Brought to you by OBS reviewer Verushka
*Beware of possible Spoilers*
If ever you wanted an antidote from the norm of paranormal, urban fantasies with over-powering romances, Kadrey’s Sandman Slim novels are definitely it. The first was filled with blood and gore, but this, the second in his series of 5, is filled with more blood and gore, a couple of different types of zombies, a zombie-slaying porn star and a power struggle going on, pretty much everywhere, including Hell. It is gritty noir, with fast, snappy quips and dialogue that can give you whiplash before you go back for another read of the line you’re sure you couldn’t have read properly the first time.
Well ok, maybe that’s just me.
Stark is back, as are all the beings we met in the first novel and a whole lot more. This time around, Stark is offered a gig as Lucifer’s bodyguard as he comes up top to LA to oversee a movie being made of his life, which stars said – former – porn star zombie killer, Brigitte. The history of the Sub Rosa, the society that underpins everything Stark did in the first book, comes to light, and we get a better sense of how things and families and power struggles work in the magical community of LA.
As a result, Kadrey’s talent as an exquisite and complicated world-builder come to light and it’s a joy to read – there are threads that tie everyone and the unexpected together, including everyone in Heaven and Hell.
I don’t mind the gore, I don’t mind the over-the-top-nature of the gore and, well pretty much everything, what I do mind is that the very thing that attracted me to this novel does a very good job of hiding the thin, very thin plot underneath, and the lack of character development – it’s all undone by the end of the book, in essence, or at least until I read the third book and see what Stark is like in it.
Take the story of Lucifer in LA, for instance – he asks Stark to be his bodyguard, and Stark does it admirably so by protecting Lucifer, and I applaud the restraint showed with Lucifer’s character. He could have so easily taken over the book, but he doesn’t – he is written as quick-witted and snappy and contemporary as Stark is, and it’s why the scenes with them are hysterically funny and a jaw-droppingly fabulous read. But, there is a train of thought in regards to Lucifer that Stark contemplates throughout the book, something that strikes at the heart of who he is (my apologies for the vagueness as I try to avoid spoilers) – that Kadrey spends time building on, and then simply undoes by the end of the book.

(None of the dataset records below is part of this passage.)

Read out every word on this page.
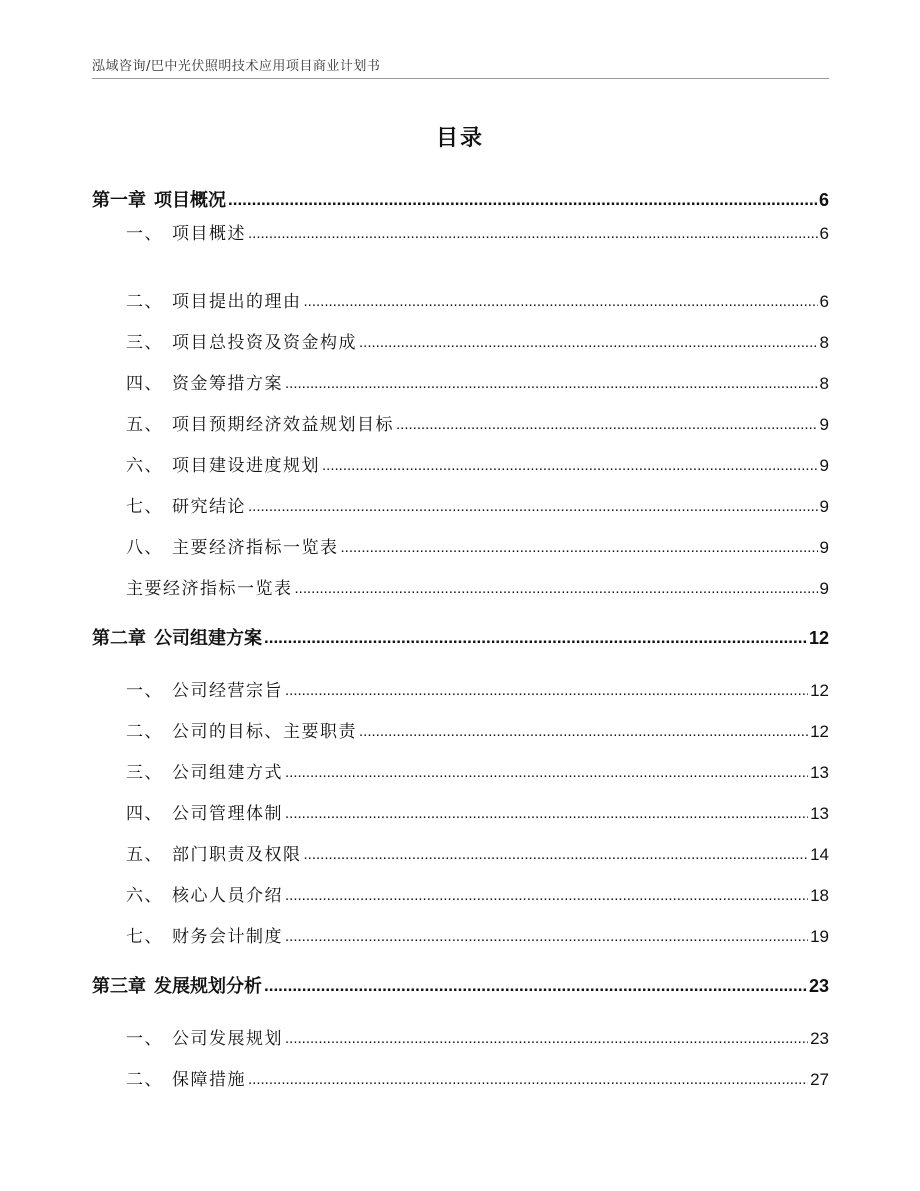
泓域咨询/巴中光伏照明技术应用项目商业计划书
目录
第一章 项目概况 .....	6
一、 项目概述 .....	6
二、 项目提出的理由 .....	6
三、 项目总投资及资金构成 .....	8
四、 资金筹措方案 .....	8
五、 项目预期经济效益规划目标 .....	9
六、 项目建设进度规划 .....	9
七、 研究结论 .....	9
八、 主要经济指标一览表 .....	9
主要经济指标一览表 .....	9
第二章 公司组建方案 .....	12
一、 公司经营宗旨 .....	12
二、 公司的目标、主要职责 .....	12
三、 公司组建方式 .....	13
四、 公司管理体制 .....	13
五、 部门职责及权限 .....	14
六、 核心人员介绍 .....	18
七、 财务会计制度 .....	19
第三章 发展规划分析 .....	23
一、 公司发展规划 .....	23
二、 保障措施 .....	27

It wouldn’t have been an issue for me, because it meant Stark was wrong; it’s no biggie, I can understand that. Lucifer sets Stark on the right path to the right person he wants…who is promptly killed off.
What’s the point? This is a facet of Stark’s character Kadrey builds up and simply pulls the rug out from under the reader and leaves Stark exactly where he was at the beginning of this book.
The only thing that frustrates me more than the incessant romance that accompanies books of this genre, is characters that show no development and hanging plot points that simply go nowhere.
Then there is Stark’s angel nature – it is explored incredibly well in this novel, and Kadrey gives that part of a Stark some attention, but again, it goes nowhere. Stark reverts back to his status quo. As a reader, I ended this book feeling incredibly cheated.
I can only hope things change in the third book, that the strengths of Kadrey’s writing and world building, beyond the over the top nature of the gore and the violence, are given a chance, because that would elevate these books into so much more than they already are.